How Companies like Groupon and Kickstarter are Shrinking Design Cycles and Improving Supply Chains

Companies like Groupon, Quirky, and Kickstarter are slowly starting to have an impact on design cycles and supply chain efficiency in very interesting (and unexpected) ways. Take Groupon for example.  It is in over 500 markets in 44 countries. Earlier this year Groupon launched Groupon Goods.  Established companies are now using Groupon Goods in a number of ways.  Obviously they are  using it in a Woot!-like fashion to clear out excess inventory and discontinued stock. But they are also using it to test product attributes in a real market-oriented way.  For example, imagine a company is bringing a new product to market.  They’ve got the product in 15 different colors, but only want to ultimately bring four different colors to market.  The company isn’t sure however which colors will sell the best. Enter Groupon Goods.  The company can make a limited run of the new product in all 15 colors. Using Groupon Goods the company can then offer varying subsets of the color choices across several different markets within the 500+ served by Groupon. This live A/B test can then inform the company as to which colors are likely to sell the best.  The company hasn’t relied on focus groups, consumer surveys, or marketing experts.  They’ve tested the question in the “wild” and are basing strategic direction, at least to a degree, on what the market has told them.

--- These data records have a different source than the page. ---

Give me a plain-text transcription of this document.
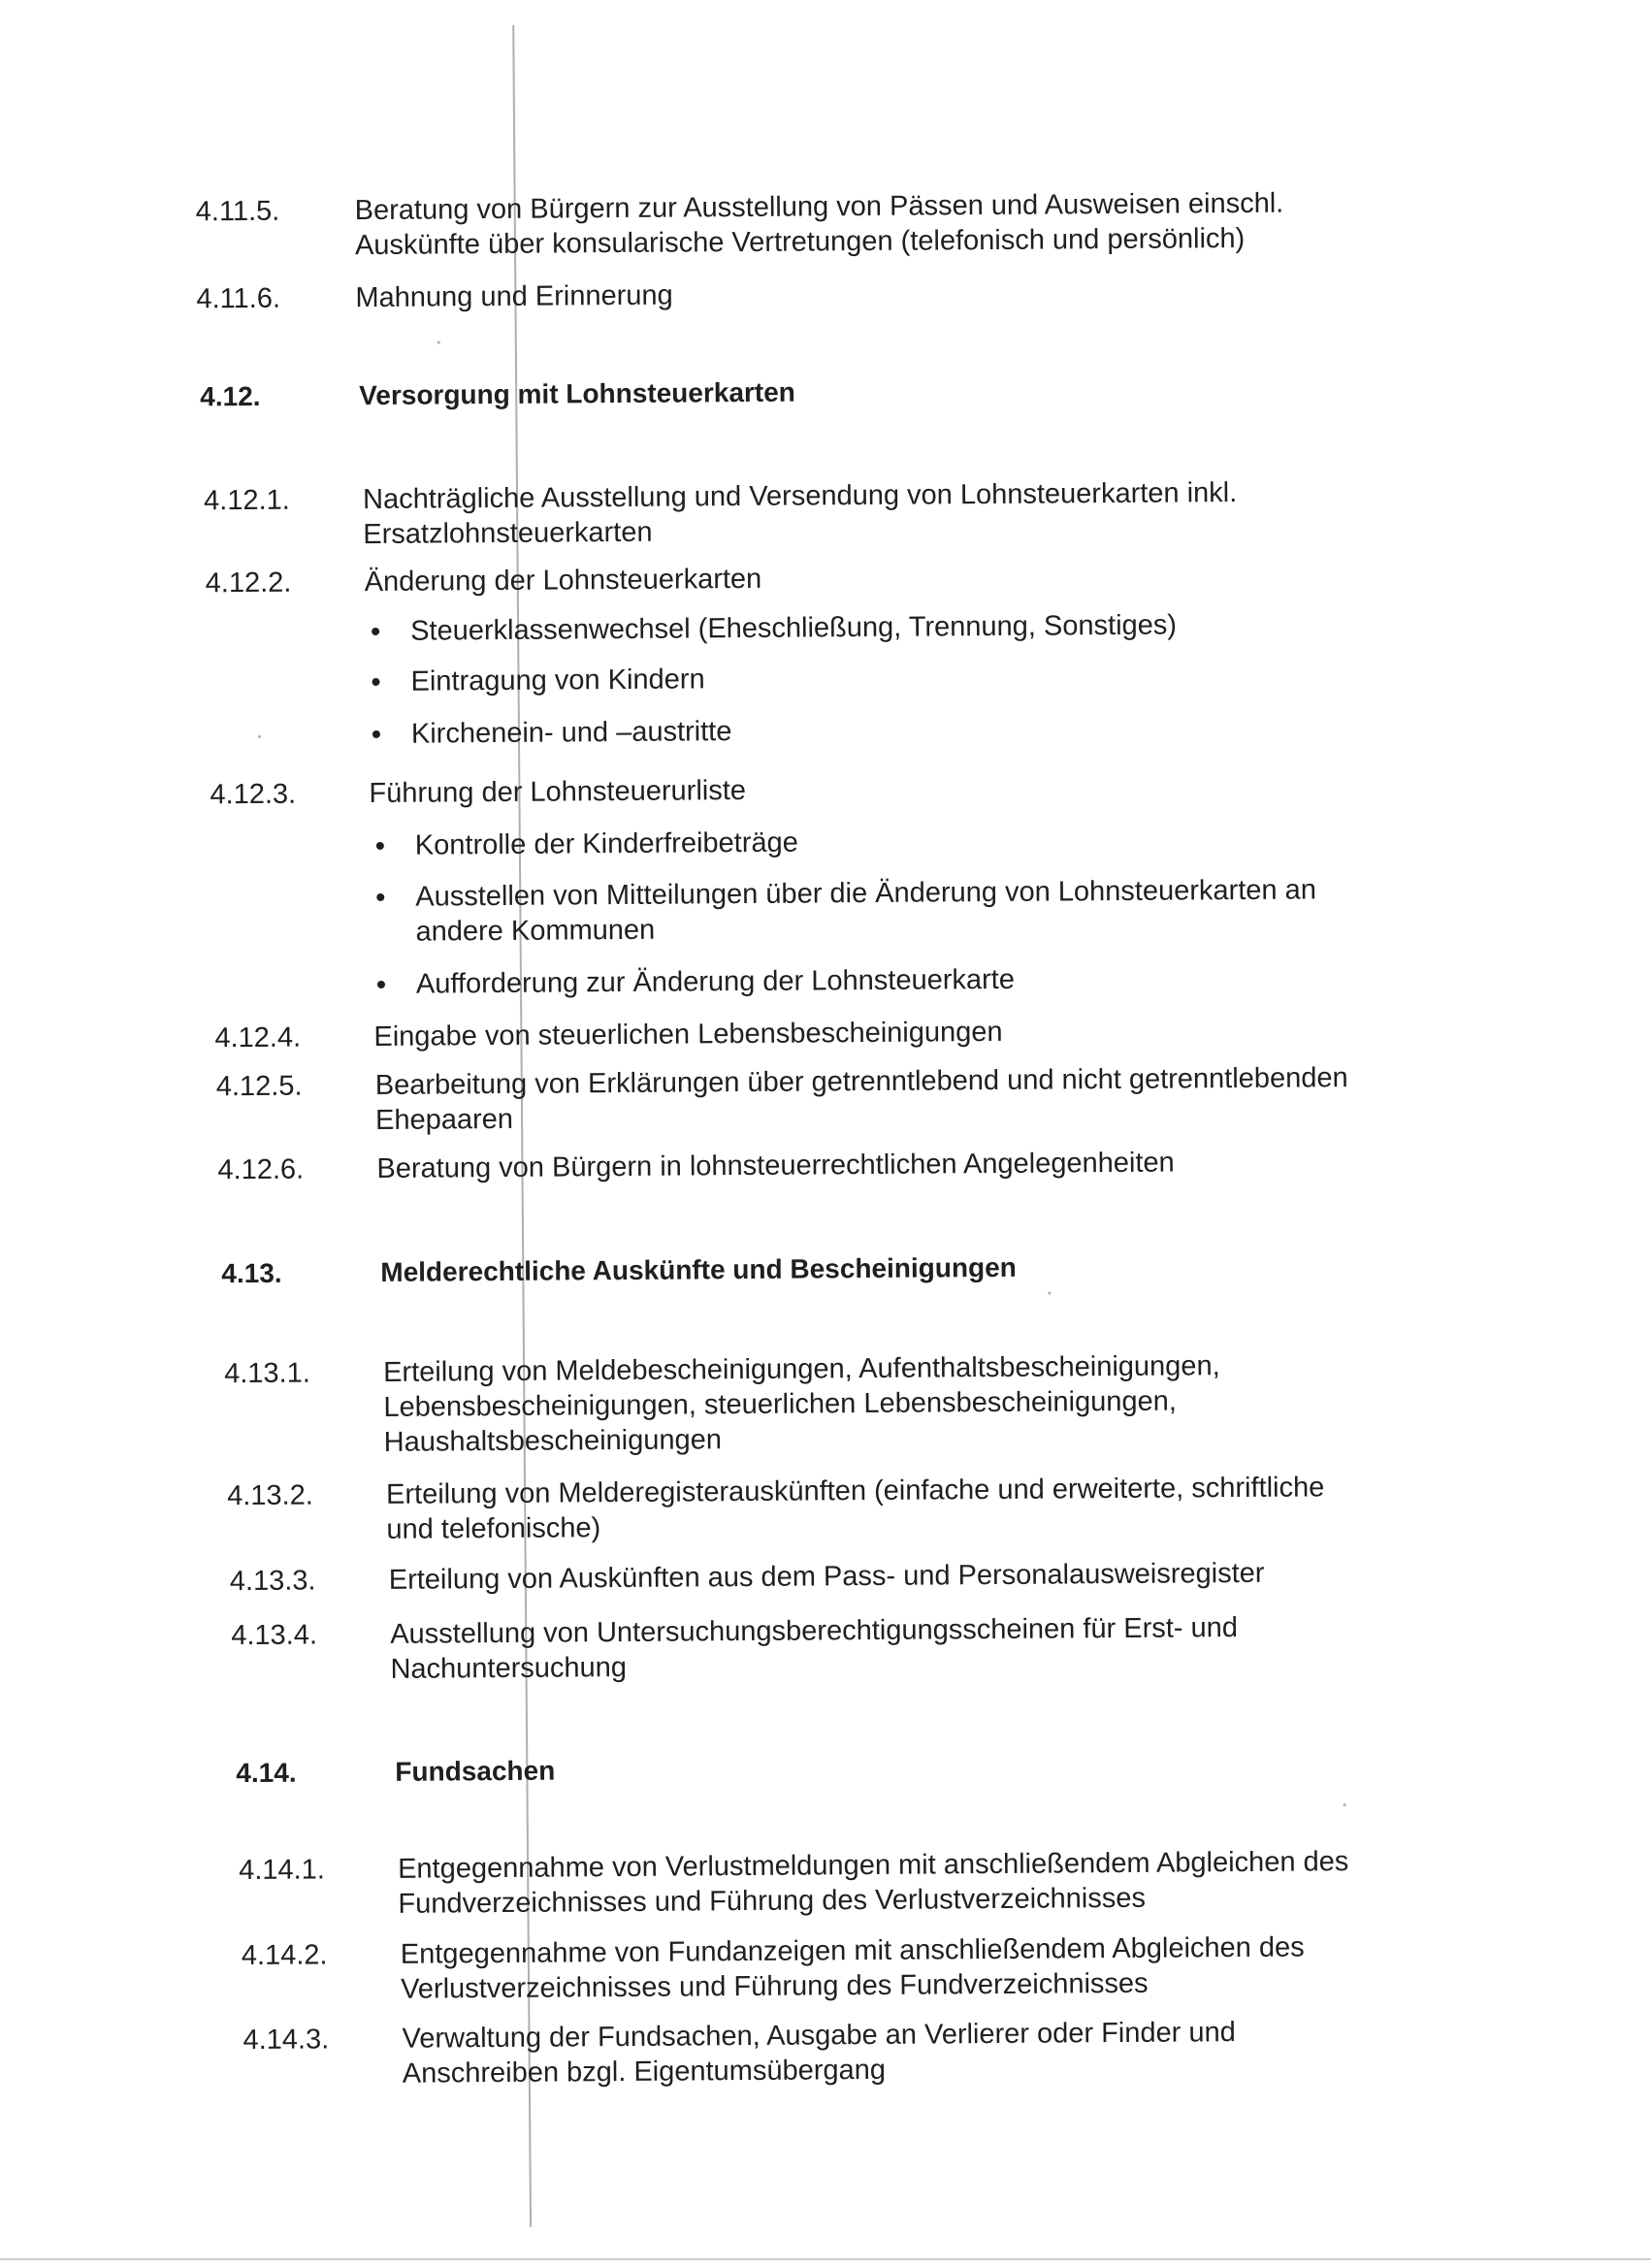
4.11.5.	Beratung von Bürgern zur Ausstellung von Pässen und Ausweisen einschl.
Auskünfte über konsularische Vertretungen (telefonisch und persönlich)
4.11.6.	Mahnung und Erinnerung
4.12.	Versorgung mit Lohnsteuerkarten
4.12.1.	Nachträgliche Ausstellung und Versendung von Lohnsteuerkarten inkl.
Ersatzlohnsteuerkarten
4.12.2.	Änderung der Lohnsteuerkarten
Steuerklassenwechsel (Eheschließung, Trennung, Sonstiges)
Eintragung von Kindern
Kirchenein- und –austritte
4.12.3.	Führung der Lohnsteuerurliste
Kontrolle der Kinderfreibeträge
Ausstellen von Mitteilungen über die Änderung von Lohnsteuerkarten an
andere Kommunen
Aufforderung zur Änderung der Lohnsteuerkarte
4.12.4.	Eingabe von steuerlichen Lebensbescheinigungen
4.12.5.	Bearbeitung von Erklärungen über getrenntlebend und nicht getrenntlebenden
Ehepaaren
4.12.6.	Beratung von Bürgern in lohnsteuerrechtlichen Angelegenheiten
4.13.	Melderechtliche Auskünfte und Bescheinigungen
4.13.1.	Erteilung von Meldebescheinigungen, Aufenthaltsbescheinigungen,
Lebensbescheinigungen, steuerlichen Lebensbescheinigungen,
Haushaltsbescheinigungen
4.13.2.	Erteilung von Melderegisterauskünften (einfache und erweiterte, schriftliche
und telefonische)
4.13.3.	Erteilung von Auskünften aus dem Pass- und Personalausweisregister
4.13.4.	Ausstellung von Untersuchungsberechtigungsscheinen für Erst- und
Nachuntersuchung
4.14.	Fundsachen
4.14.1.	Entgegennahme von Verlustmeldungen mit anschließendem Abgleichen des
Fundverzeichnisses und Führung des Verlustverzeichnisses
4.14.2.	Entgegennahme von Fundanzeigen mit anschließendem Abgleichen des
Verlustverzeichnisses und Führung des Fundverzeichnisses
4.14.3.	Verwaltung der Fundsachen, Ausgabe an Verlierer oder Finder und
Anschreiben bzgl. Eigentumsübergang
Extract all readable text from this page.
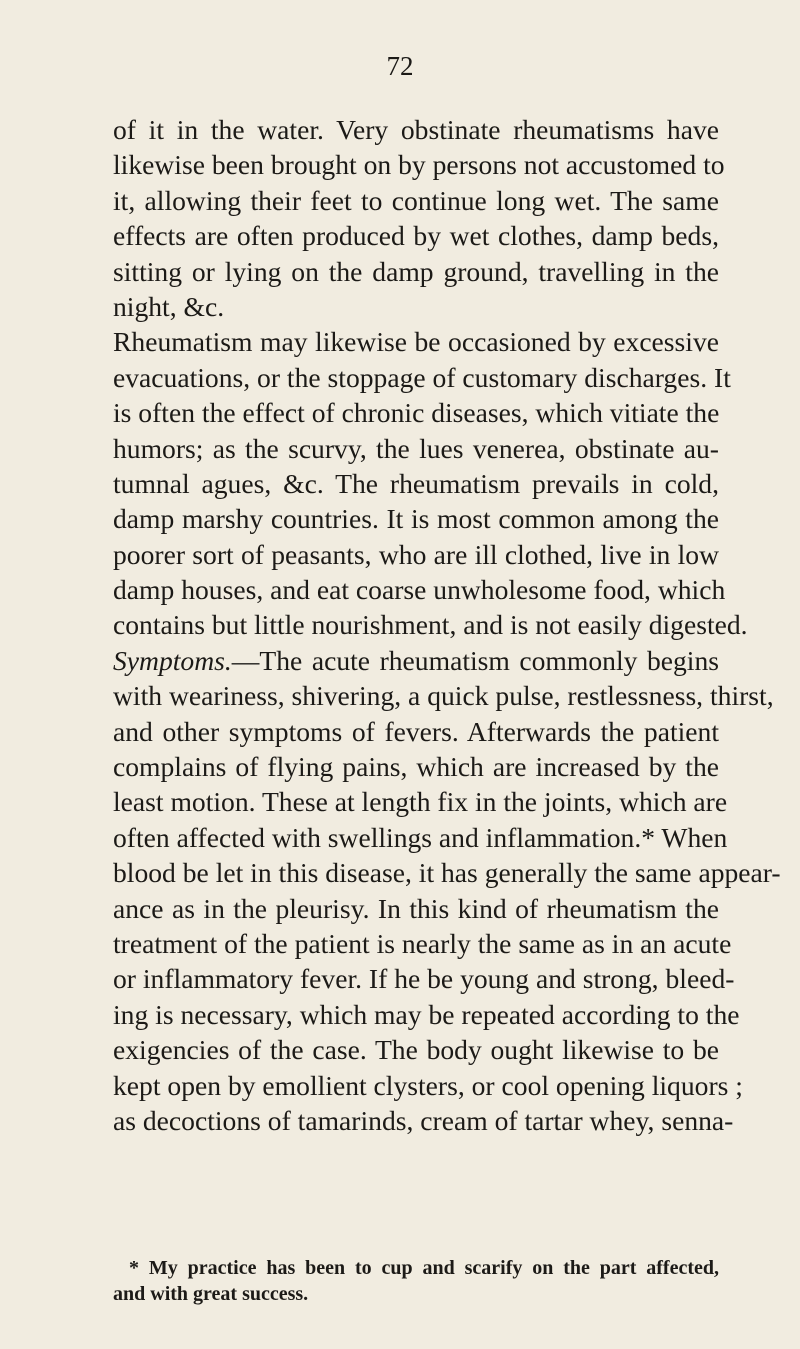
72
of it in the water. Very obstinate rheumatisms have
likewise been brought on by persons not accustomed to
it, allowing their feet to continue long wet. The same
effects are often produced by wet clothes, damp beds,
sitting or lying on the damp ground, travelling in the
night, &c.
Rheumatism may likewise be occasioned by excessive
evacuations, or the stoppage of customary discharges. It
is often the effect of chronic diseases, which vitiate the
humors; as the scurvy, the lues venerea, obstinate au-
tumnal agues, &c. The rheumatism prevails in cold,
damp marshy countries. It is most common among the
poorer sort of peasants, who are ill clothed, live in low
damp houses, and eat coarse unwholesome food, which
contains but little nourishment, and is not easily digested.
Symptoms.—The acute rheumatism commonly begins
with weariness, shivering, a quick pulse, restlessness, thirst,
and other symptoms of fevers. Afterwards the patient
complains of flying pains, which are increased by the
least motion. These at length fix in the joints, which are
often affected with swellings and inflammation.* When
blood be let in this disease, it has generally the same appear-
ance as in the pleurisy. In this kind of rheumatism the
treatment of the patient is nearly the same as in an acute
or inflammatory fever. If he be young and strong, bleed-
ing is necessary, which may be repeated according to the
exigencies of the case. The body ought likewise to be
kept open by emollient clysters, or cool opening liquors ;
as decoctions of tamarinds, cream of tartar whey, senna-
* My practice has been to cup and scarify on the part affected,
and with great success.
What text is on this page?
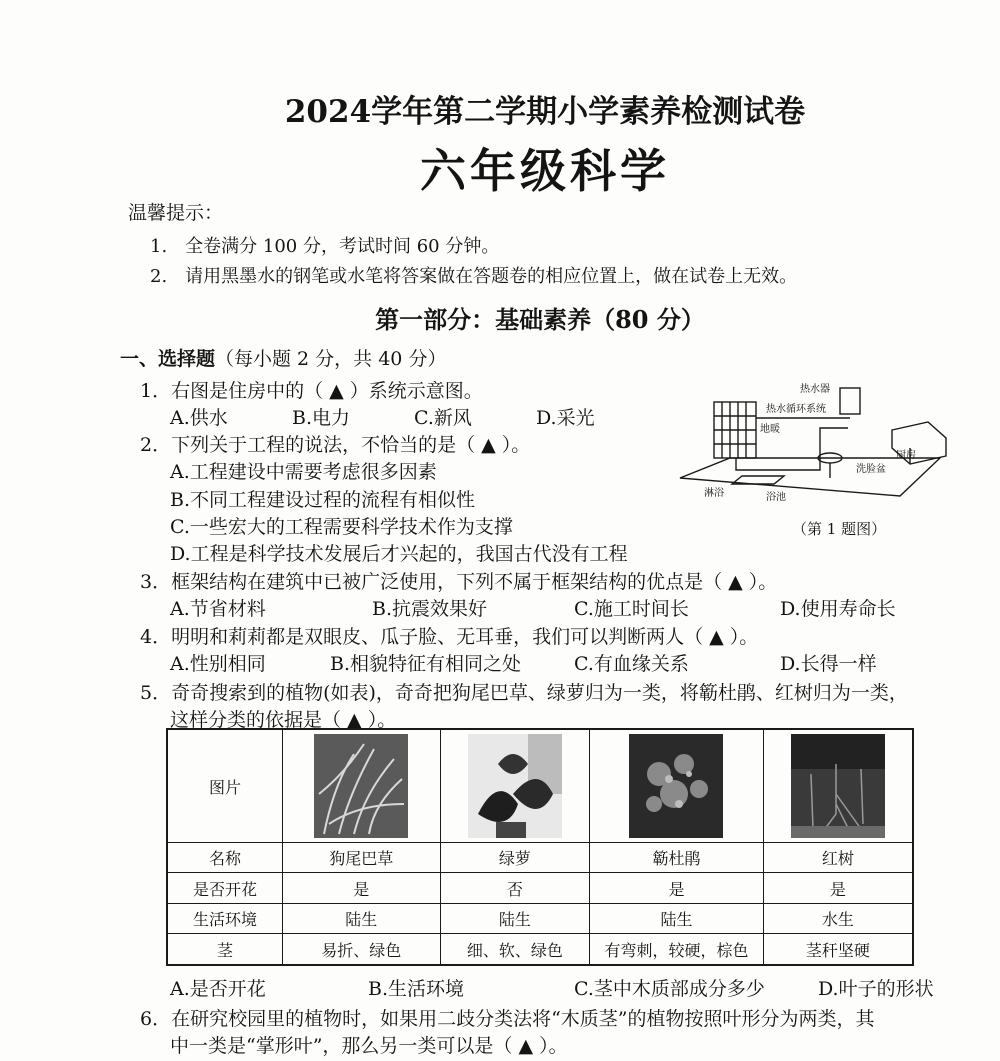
2024学年第二学期小学素养检测试卷
六年级科学
温馨提示：
1.　全卷满分 100 分，考试时间 60 分钟。
2.　请用黑墨水的钢笔或水笔将答案做在答题卷的相应位置上，做在试卷上无效。
第一部分：基础素养（80 分）
一、选择题（每小题 2 分，共 40 分）
1．右图是住房中的（ ▲ ）系统示意图。
A.供水	B.电力	C.新风	D.采光
热水器
热水循环系统
地暖
厨房
洗脸盆
淋浴	浴池
（第 1 题图）
2．下列关于工程的说法，不恰当的是（ ▲ ）。
A.工程建设中需要考虑很多因素
B.不同工程建设过程的流程有相似性
C.一些宏大的工程需要科学技术作为支撑
D.工程是科学技术发展后才兴起的，我国古代没有工程
3．框架结构在建筑中已被广泛使用，下列不属于框架结构的优点是（ ▲ ）。
A.节省材料	B.抗震效果好	C.施工时间长	D.使用寿命长
4．明明和莉莉都是双眼皮、瓜子脸、无耳垂，我们可以判断两人（ ▲ ）。
A.性别相同	B.相貌特征有相同之处	C.有血缘关系	D.长得一样
5．奇奇搜索到的植物(如表)，奇奇把狗尾巴草、绿萝归为一类，将簕杜鹃、红树归为一类，
这样分类的依据是（ ▲ ）。
图片				
名称	狗尾巴草	绿萝	簕杜鹃	红树
是否开花	是	否	是	是
生活环境	陆生	陆生	陆生	水生
茎	易折、绿色	细、软、绿色	有弯刺，较硬，棕色	茎秆坚硬
A.是否开花	B.生活环境	C.茎中木质部成分多少	D.叶子的形状
6．在研究校园里的植物时，如果用二歧分类法将“木质茎”的植物按照叶形分为两类，其
中一类是“掌形叶”，那么另一类可以是（ ▲ ）。
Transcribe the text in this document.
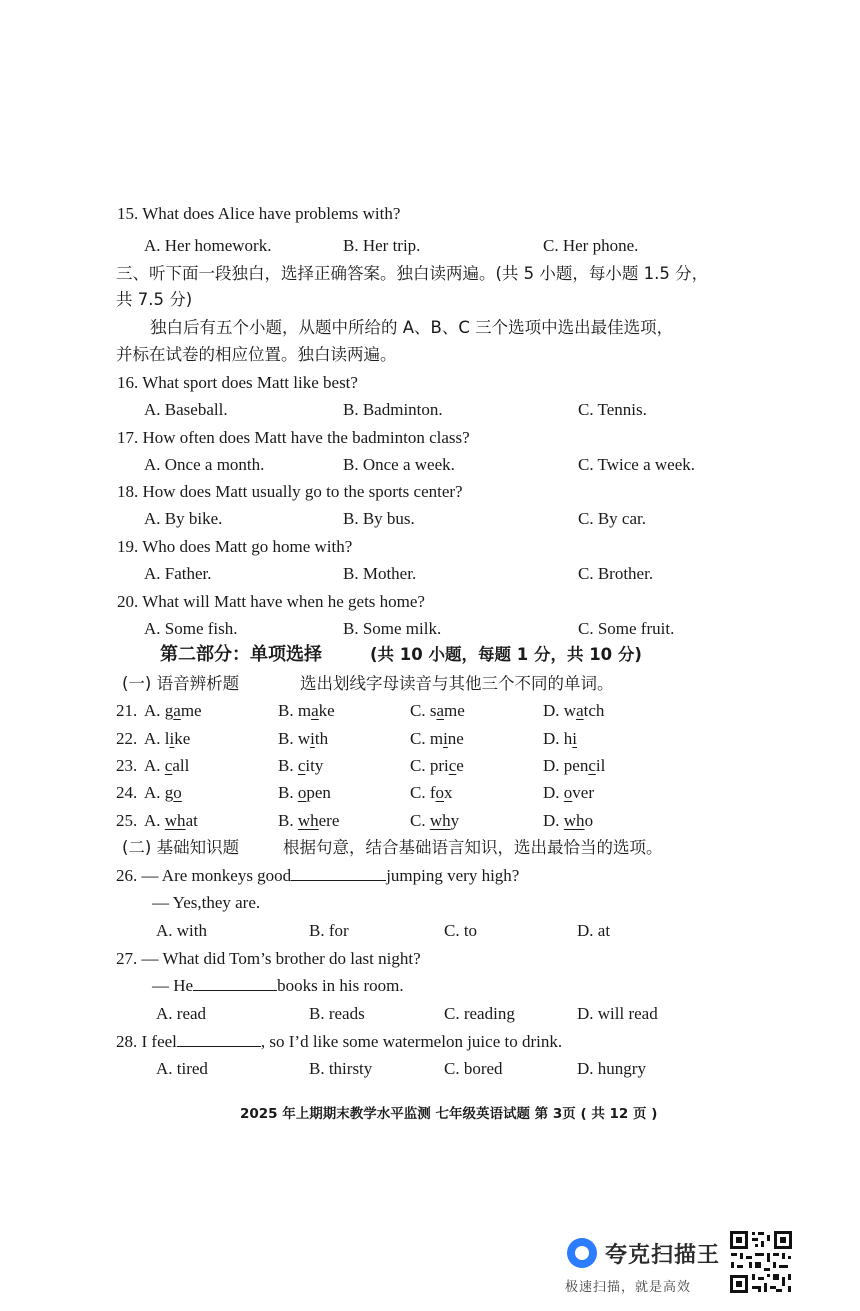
15. What does Alice have problems with?
A. Her homework.	B. Her trip.	C. Her phone.
三、听下面一段独白，选择正确答案。独白读两遍。(共 5 小题，每小题 1.5 分，
共 7.5 分)
独白后有五个小题，从题中所给的 A、B、C 三个选项中选出最佳选项，
并标在试卷的相应位置。独白读两遍。
16. What sport does Matt like best?
A. Baseball.	B. Badminton.	C. Tennis.
17. How often does Matt have the badminton class?
A. Once a month.	B. Once a week.	C. Twice a week.
18. How does Matt usually go to the sports center?
A. By bike.	B. By bus.	C. By car.
19. Who does Matt go home with?
A. Father.	B. Mother.	C. Brother.
20. What will Matt have when he gets home?
A. Some fish.	B. Some milk.	C. Some fruit.
第二部分：单项选择	(共 10 小题，每题 1 分，共 10 分)
(一) 语音辨析题	选出划线字母读音与其他三个不同的单词。
21. A. game	B. make	C. same	D. watch
22. A. like	B. with	C. mine	D. hi
23. A. call	B. city	C. price	D. pencil
24. A. go	B. open	C. fox	D. over
25. A. what	B. where	C. why	D. who
(二) 基础知识题	根据句意，结合基础语言知识，选出最恰当的选项。
26. — Are monkeys good	jumping very high?
— Yes,they are.
A. with	B. for	C. to	D. at
27. — What did Tom’s brother do last night?
— He	books in his room.
A. read	B. reads	C. reading	D. will read
28. I feel	, so I’d like some watermelon juice to drink.
A. tired	B. thirsty	C. bored	D. hungry
2025 年上期期末教学水平监测 七年级英语试题 第 3页 ( 共 12 页 )
夸克扫描王
极速扫描，就是高效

In a similar way, companies – even established ones – are using Kickstart to determine if market appetite for a potentially new – but yet unreleased – product.  If pre-orders are strong, the company can continue with their production plans.  However, if pre-orders fail expectations, the company can scrap their plans and reposition scarce resources onto other projects.  Supply chain timelines have shrunk which is enabling companies to use non-traditional approaches to test market appetite for new products or product feature sets.

We’re also seeing how companies like these are influencing the marketplace in other ways. Apple’s recently revised Lightning guidelines comes shortly after heavy publicity surrounding the Pop Charger Kickstarter campaign.

Moving forward, I expect to see an increasing number of companies rely more heavily on non-traditional go-to-market approaches.  Ultimately, these approaches enable companies to rely more acutely on market information and rely less on their own intuition.